# Voice Cloning with Coqui XTTS v2 (Google Colab)

This notebook is designed for **free Google Colab GPU runtime** and is beginner-friendly.
It will help you:
1. Install Coqui TTS (XTTS v2)
2. Verify GPU access
3. Upload a short voice sample
4. Clone the voice from your text
5. Save and download `output.wav`

## 0) Enable GPU Runtime (Required)
In Colab, go to:
**Runtime → Change runtime type → Hardware accelerator → GPU**

Then run the next cell. If GPU is not available, reconnect and try again.

In [None]:
# Check GPU status
import torch
!nvidia-smi -L

if not torch.cuda.is_available():
    raise RuntimeError("GPU not detected. In Colab, enable GPU from Runtime > Change runtime type.")

print("✅ GPU is available:", torch.cuda.get_device_name(0))
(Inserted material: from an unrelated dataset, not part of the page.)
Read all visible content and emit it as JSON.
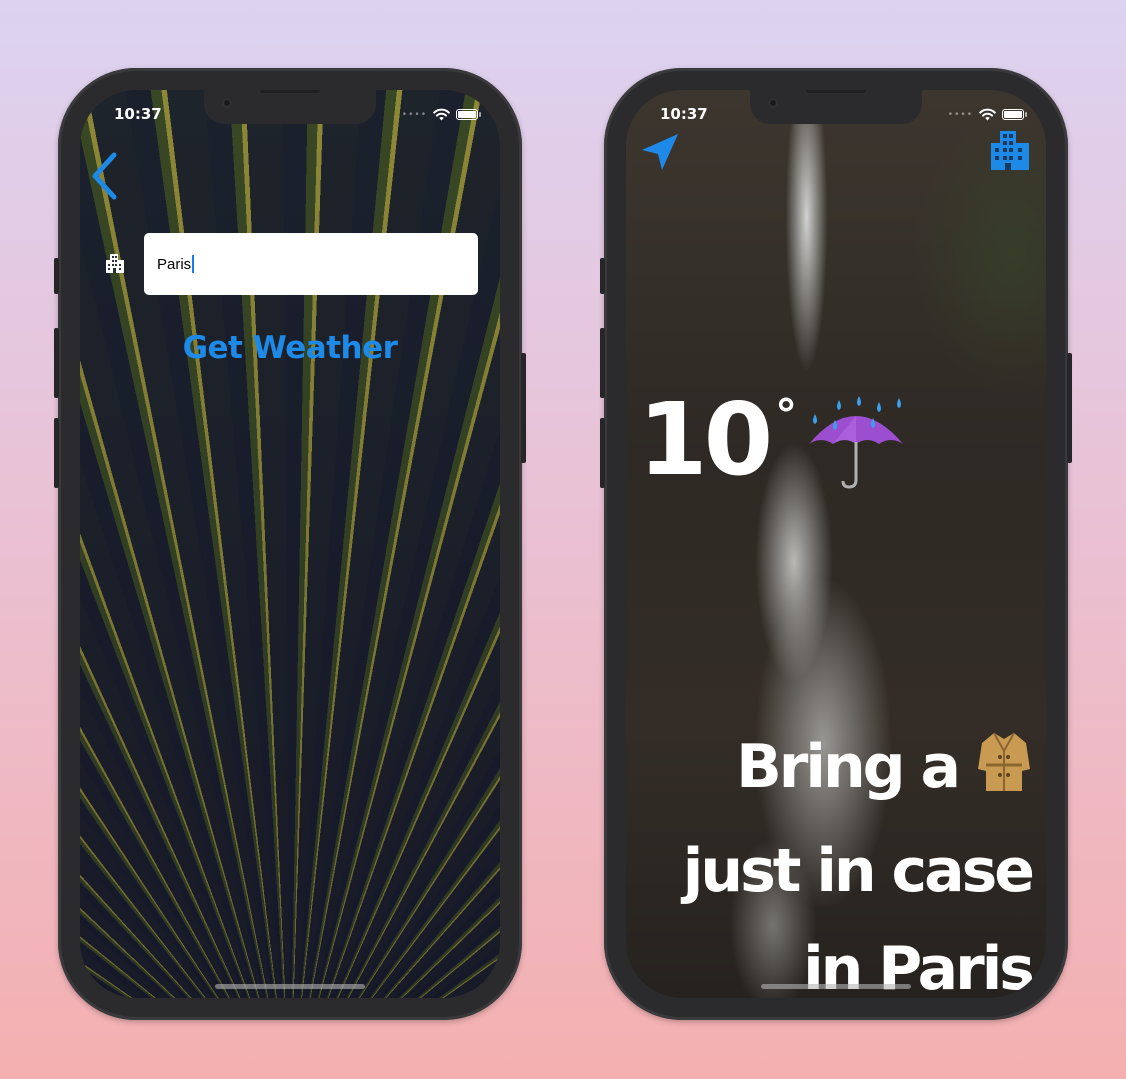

## 1) Install dependencies
This installs a **Colab-friendly Python 3.12 setup** with PyTorch CUDA 11.8 wheels (good for T4 GPUs) and XTTS v2 dependencies.


In [None]:
# Install PyTorch (CUDA 11.8) + XTTS v2 dependencies for Colab Python 3.12
!pip -q install --upgrade pip
!pip -q install --upgrade --index-url https://download.pytorch.org/whl/cu118 torch torchvision torchaudio
!pip -q install --upgrade TTS soundfile

print("✅ Installation complete (PyTorch cu118 + XTTS v2 deps)")


## 2) Upload your voice sample
Tips for best quality:
- Use a **clear** recording (5–20 seconds)
- Prefer **.wav** format (mono, minimal background noise)
- English cloning works well; XTTS also supports multiple languages

In [None]:
from google.colab import files

uploaded = files.upload()
if not uploaded:
    raise RuntimeError("No file uploaded. Please upload a voice sample.")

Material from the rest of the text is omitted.